Classificatsion tree, random forest output and negative values

Question

I am doing a random forest and classificatsion tree. I only have numeric variable, no factors, so I have some questions regarding the output. Background of the variables: Prob_1 are values between 0-1 (I devided the real values with 100, to have values between 0-1), all of the other variables used for the are between 1-100

First question is regarding this output:

Regression tree:
tree(formula = Prob_1 ~ ., data = P14_Q1_2, subset = train)
Variables actually used in tree construction:
[1] "Flowers"             "Herbaceous_area" "Woodland"     
Number of terminal nodes:  4 
Residual mean deviance:  0.06002 = 3.301 / 55 
Distribution of residuals:
    Min.  1st Qu.   Median     Mean  3rd Qu.     Max. 
-0.63250 -0.12570  0.03416  0.00000  0.14140  0.59530 

I can see residual mean deviance is 0.06002, but when I did tree with values (1-100) [Prob_1 are just the real values devided by 100), I got the residual mean deviance over 600, which seems a lot? How to tell if the residual mean deviance is good, if it too high what are the solutsions?

I calculated the MSE:

> mean((yhat - boston.test)^2)
[1] 0.1234633

What are considered to be good values of MSE, when can I say the tree is predicting correctly?

Lastly:

> RF1 <- randomForest(Prob_par ~ ., data = P14_Q1_2,
+                            subset = train, ntree=50000, mtry = 1, importance = TRUE)
> RF1
Call:
 randomForest(formula = Prob_par ~ ., data = P14_Q1_2, ntree = 50000,      mtry = 1, importance = TRUE, subset = train) 
               Type of random forest: regression
                     Number of trees: 50000
No. of variables tried at each split: 1
      Mean of squared residuals: 0.08347299
                % Var explained: 0.69

The % Var explained= 0.69, which is quiet low, and when changeing the mtry, the value is some times even with a - sign (for example -3.22). What are the solutions?

Answer 1

I got the residual mean deviance over 600, which seems a lot?

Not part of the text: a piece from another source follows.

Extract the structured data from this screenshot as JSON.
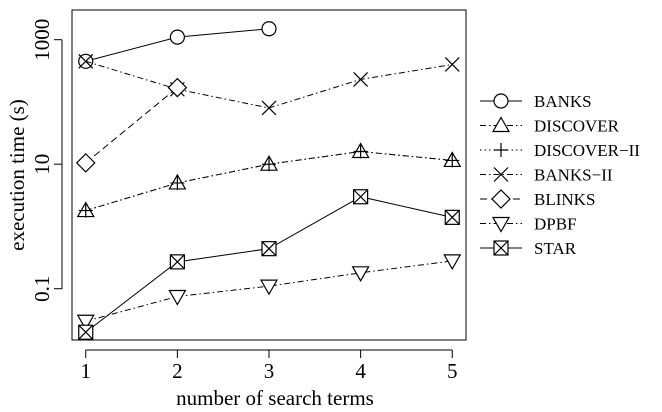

This is exactly what should happen. By dividing your Prob_1 outcome variable by $100$, you change the units (such as going between centimeters and meters).

When you do divide by $100$, you get that the error is $0.06002\space m^2$. When you do not divide by that $100$, you get that the error is $600.2\space cm^2$.

$$0.06002\space m^2 = 600.2\space cm^2$$

You might not be working in meters and centimeters, but these error values all have units, and you are getting the same answer whether you divide by $100$ or not, just in different units.

What are considered to be good values of MSE, when can I say the tree is predicting correctly?`

See this for why that requires a context.

The % Var explained= 0.69, which is quiet low, and when changeing the mtry, the value is some times even with a - sign (for example -3.22).

Again, whether or not a particular measure of performance is any good requires a context, and it might be that your value of $0.69$ is pretty good! For instance, I have seen papers in top journals with values a tenth as high as that.

Regarding the values below zero, in a nonlinear regression like a random forest, the notion of "proportion of variance explained" is a bit dubious, as I explain here. However, you can regard that value as being a comparison of the mean squared error of your model to that of a baseline model that you must beat. If your value is less than zero, your model is doing a worse job of predicting than that "must beat" model is doing. If you get a result that your model performance can range from a solid value of $0.69$ to a totally unacceptable value less than zero, it would seem that your predictions are unstable.